The score method return atom's metric score, not the metric returned by sklearn/sktime's score method for predictors. Use the method's metric parameter to calculate a different metric.

Note

The output of ATOM's methods are pandas objects, not numpy arrays.
The predict_proba method of some meta-estimators for multioutput tasks (such as MultioutputClassifier) return 3 dimensions, namely, a list of arrays with shape=(n_samples, n_classes). One array per target column. Since ATOM's prediction methods return pandas objects, such 3-dimensional arrays are converted to a multiindex pd.DataFrame, where the first level of the row indices are the target columns, and the second level are the classes.
The prediction results are cached after the first call to avoid consequent expensive calculations. This mechanism can increase the size of the instance for large datasets. Use the clear method to free the memory.

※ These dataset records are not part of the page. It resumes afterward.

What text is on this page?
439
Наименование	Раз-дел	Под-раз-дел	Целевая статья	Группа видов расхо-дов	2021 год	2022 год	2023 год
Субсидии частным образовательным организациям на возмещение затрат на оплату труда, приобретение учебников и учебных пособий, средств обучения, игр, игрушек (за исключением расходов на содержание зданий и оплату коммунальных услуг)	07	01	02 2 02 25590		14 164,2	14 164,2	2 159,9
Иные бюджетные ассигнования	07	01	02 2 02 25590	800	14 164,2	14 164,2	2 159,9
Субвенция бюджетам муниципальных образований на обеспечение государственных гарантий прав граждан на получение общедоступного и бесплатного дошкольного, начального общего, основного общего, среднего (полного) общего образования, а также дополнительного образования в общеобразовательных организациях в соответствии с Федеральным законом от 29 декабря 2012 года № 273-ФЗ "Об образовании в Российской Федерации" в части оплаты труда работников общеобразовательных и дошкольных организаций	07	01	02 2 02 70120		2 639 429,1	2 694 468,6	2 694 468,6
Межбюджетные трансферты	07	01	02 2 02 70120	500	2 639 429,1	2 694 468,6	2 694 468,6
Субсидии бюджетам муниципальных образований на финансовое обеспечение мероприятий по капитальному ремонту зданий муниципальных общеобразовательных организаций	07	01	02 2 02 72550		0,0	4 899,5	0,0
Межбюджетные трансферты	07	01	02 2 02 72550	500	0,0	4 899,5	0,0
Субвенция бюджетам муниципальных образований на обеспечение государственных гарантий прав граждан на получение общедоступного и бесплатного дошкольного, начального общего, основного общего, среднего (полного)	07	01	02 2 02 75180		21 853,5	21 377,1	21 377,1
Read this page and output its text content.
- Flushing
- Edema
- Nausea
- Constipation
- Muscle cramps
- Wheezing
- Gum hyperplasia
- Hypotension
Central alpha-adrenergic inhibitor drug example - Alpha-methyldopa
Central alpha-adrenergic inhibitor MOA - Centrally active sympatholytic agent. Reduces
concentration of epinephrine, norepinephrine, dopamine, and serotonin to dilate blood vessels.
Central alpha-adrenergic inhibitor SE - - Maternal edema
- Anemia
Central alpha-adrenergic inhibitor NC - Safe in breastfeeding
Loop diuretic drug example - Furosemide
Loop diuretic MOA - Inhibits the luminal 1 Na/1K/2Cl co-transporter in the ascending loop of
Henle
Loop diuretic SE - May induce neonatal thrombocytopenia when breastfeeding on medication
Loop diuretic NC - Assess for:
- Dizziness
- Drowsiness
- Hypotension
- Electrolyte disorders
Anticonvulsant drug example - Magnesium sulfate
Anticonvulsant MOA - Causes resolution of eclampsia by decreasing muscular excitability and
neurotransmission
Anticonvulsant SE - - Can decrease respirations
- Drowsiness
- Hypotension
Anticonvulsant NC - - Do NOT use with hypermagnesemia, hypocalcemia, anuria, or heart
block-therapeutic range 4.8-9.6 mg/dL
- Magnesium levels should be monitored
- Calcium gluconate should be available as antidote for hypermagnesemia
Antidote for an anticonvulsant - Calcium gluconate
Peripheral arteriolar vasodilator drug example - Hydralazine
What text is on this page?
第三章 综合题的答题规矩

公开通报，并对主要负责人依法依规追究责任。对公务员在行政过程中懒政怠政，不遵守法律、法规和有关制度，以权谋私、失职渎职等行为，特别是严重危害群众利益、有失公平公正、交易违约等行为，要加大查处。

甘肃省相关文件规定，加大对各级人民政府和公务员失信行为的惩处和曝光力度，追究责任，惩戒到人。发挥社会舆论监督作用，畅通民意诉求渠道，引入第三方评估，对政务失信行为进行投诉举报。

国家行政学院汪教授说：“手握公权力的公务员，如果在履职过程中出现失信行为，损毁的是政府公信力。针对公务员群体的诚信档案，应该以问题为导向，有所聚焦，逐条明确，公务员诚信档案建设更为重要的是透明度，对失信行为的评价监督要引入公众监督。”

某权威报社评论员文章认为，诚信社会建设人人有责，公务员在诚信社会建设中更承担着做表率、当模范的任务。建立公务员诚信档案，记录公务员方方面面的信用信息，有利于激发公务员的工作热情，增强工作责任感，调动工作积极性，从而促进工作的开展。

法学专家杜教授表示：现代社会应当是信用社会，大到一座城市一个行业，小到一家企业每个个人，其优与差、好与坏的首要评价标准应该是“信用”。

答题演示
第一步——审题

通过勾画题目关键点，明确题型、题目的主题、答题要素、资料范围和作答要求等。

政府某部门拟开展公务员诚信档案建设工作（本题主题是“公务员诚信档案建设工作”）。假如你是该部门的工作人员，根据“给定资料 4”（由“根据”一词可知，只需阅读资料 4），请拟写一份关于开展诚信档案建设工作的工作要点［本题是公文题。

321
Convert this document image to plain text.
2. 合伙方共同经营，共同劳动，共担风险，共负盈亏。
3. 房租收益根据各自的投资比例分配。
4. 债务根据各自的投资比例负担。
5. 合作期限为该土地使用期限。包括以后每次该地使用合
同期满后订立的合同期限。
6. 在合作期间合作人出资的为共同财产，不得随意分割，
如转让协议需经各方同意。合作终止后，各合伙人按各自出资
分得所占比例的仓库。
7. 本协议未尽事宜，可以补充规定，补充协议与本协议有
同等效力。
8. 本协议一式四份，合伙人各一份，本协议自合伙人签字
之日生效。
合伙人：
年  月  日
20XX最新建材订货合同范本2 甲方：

It's also possible to get the prediction for a specific row or rows in the dataset. See the row and column selection section in the user guide to learn how to select the rows, e.g., atom.rf.predict("test") or atom.rf.predict_proba(range(100)).

Note

For forecast models, prediction on rows follow the ForecastingHorizon API. That means that using the row index works, but for example using atom.arima.predict(1) returns the prediction on the first row of the test set (instead of the second row of the train set).